Cape Town 140827- CPF secretary Martin Makhasi, acting station commissioner Kennel Gunya and CPF Chairpeerson Sandile Martin during the meeting. Portfolio commitee on police visiting the Nyanga Police station.Picture Cindy waxa.Reporter Natasha B/Argus

Cape Town - Nine thousand dockets between 56 detectives.

This is the staggering workload that detectives at the Nyanga police station are having to cope with.

The dockets include those for murder, assault, rape and property crime.

On Wednesday, Parliament’s police committee visited the station in the township notoriously known as the country’s murder capital. They were invited by the local community police forum to address “serious issues”.

The committee listened to issues, including police absenteeism, lack of resources and phone calls going unanswered.

Martin Makhasi, Community Police Forum secretary, told the committee that Nyanga police station covers six precincts, including Browns Farm, Samora Machel and Philippi, with a population of around 200 000 people.

“We have issues with resources and there are two different views on this.

“The province feels we have enough resources but the community feels that police need reinforcements.”

He added that challenges at the station included quality staff members being removed and not being replaced.

“In May, 17 members booked off sick and said they couldn’t take it any more, that their working hours were abnormal.”

He added that it was rare to see patrols at night because of the lack of staff.

“Abuse of women and children, murder and the circulation of illegal firearms are the biggest problems in Nyanga,” said Makhasi.

Major Lana Poolman, the detective’s acting branch commander, told the committee that the detective unit needed at least 15 more detectives.

“Nyanga cases are of a violent nature so (they) take longer to investigate.”

She added that the majority of detectives were seasoned members with more than 17 years’ experience, with the oldest in his 50s.

“The number of dockets at the detectives unit are plus minus 9 000.

“Of 63 detectives, seven are stationed elsewhere so there are 56 detectives.

“There are 200 dockets on each desk; one detective has 600 dockets, while another working on a gang project has 45.

“A general group of detectives works with around 200 and 300 dockets while the serious violent and crime unit has 150 dockets.”

In the previous financial year, 4 396 crimes remained unsolved and 10 643 cases were opened, Poolman added.

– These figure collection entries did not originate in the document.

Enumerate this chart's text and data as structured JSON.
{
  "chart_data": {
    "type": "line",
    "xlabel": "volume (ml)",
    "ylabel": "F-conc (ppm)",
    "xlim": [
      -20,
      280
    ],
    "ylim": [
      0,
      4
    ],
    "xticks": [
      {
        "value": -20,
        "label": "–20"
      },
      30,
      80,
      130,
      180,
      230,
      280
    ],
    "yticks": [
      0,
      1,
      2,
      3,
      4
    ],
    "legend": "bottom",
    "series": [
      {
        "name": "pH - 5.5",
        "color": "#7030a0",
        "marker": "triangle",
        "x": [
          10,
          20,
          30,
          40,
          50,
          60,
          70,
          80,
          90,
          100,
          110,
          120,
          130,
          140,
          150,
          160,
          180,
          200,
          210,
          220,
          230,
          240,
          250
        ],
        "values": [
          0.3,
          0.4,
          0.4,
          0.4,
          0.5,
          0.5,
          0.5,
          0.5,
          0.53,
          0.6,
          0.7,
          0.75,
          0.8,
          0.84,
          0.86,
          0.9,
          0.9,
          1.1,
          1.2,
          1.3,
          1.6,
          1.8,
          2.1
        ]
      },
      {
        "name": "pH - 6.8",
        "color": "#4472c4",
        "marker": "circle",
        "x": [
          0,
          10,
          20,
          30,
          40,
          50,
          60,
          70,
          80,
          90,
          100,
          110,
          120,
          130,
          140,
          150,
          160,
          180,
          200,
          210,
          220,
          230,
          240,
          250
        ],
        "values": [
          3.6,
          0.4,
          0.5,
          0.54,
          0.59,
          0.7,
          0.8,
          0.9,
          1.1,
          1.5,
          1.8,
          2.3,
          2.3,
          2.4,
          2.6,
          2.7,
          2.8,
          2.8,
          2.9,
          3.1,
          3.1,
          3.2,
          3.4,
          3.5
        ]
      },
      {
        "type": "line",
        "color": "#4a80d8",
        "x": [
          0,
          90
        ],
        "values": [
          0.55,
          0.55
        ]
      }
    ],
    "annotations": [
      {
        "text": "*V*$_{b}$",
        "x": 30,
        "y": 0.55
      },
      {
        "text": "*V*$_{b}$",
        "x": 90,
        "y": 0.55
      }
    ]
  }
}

Committee chairman Francois Beukman said staffing of the detectives’ unit needed urgent attention.

“It is worrying that 56 detectives are faced with resolving 9 000 dockets.”

He added that while they were impressed with some of the initiatives implemented, such as the E-docket system, there remained areas of concern, such as slow response times, unanswered calls and a shortage of officers servicing the area.

“It is these areas of concern (that need) urgent attention and we will soon engage the provincial commissioner to seek clarity on plans to address this,” said Beukman.

He added that a lack of planning on patrolling the N2 highway was concerning and that a plan should be implemented.

The committee will report their findings to provincial commissioner Arno Lamoer on September 10.

l Last month, findings in the Khayelitsha Commission of Inquiry concluded that many detectives in Khayelitsha are carrying 150 to 200 dockets each, which were not manageable.

In addition to the shortages of detectives there also appeared to be problems with training detectives.

The commission identified serious overlapping inefficiencies in policing.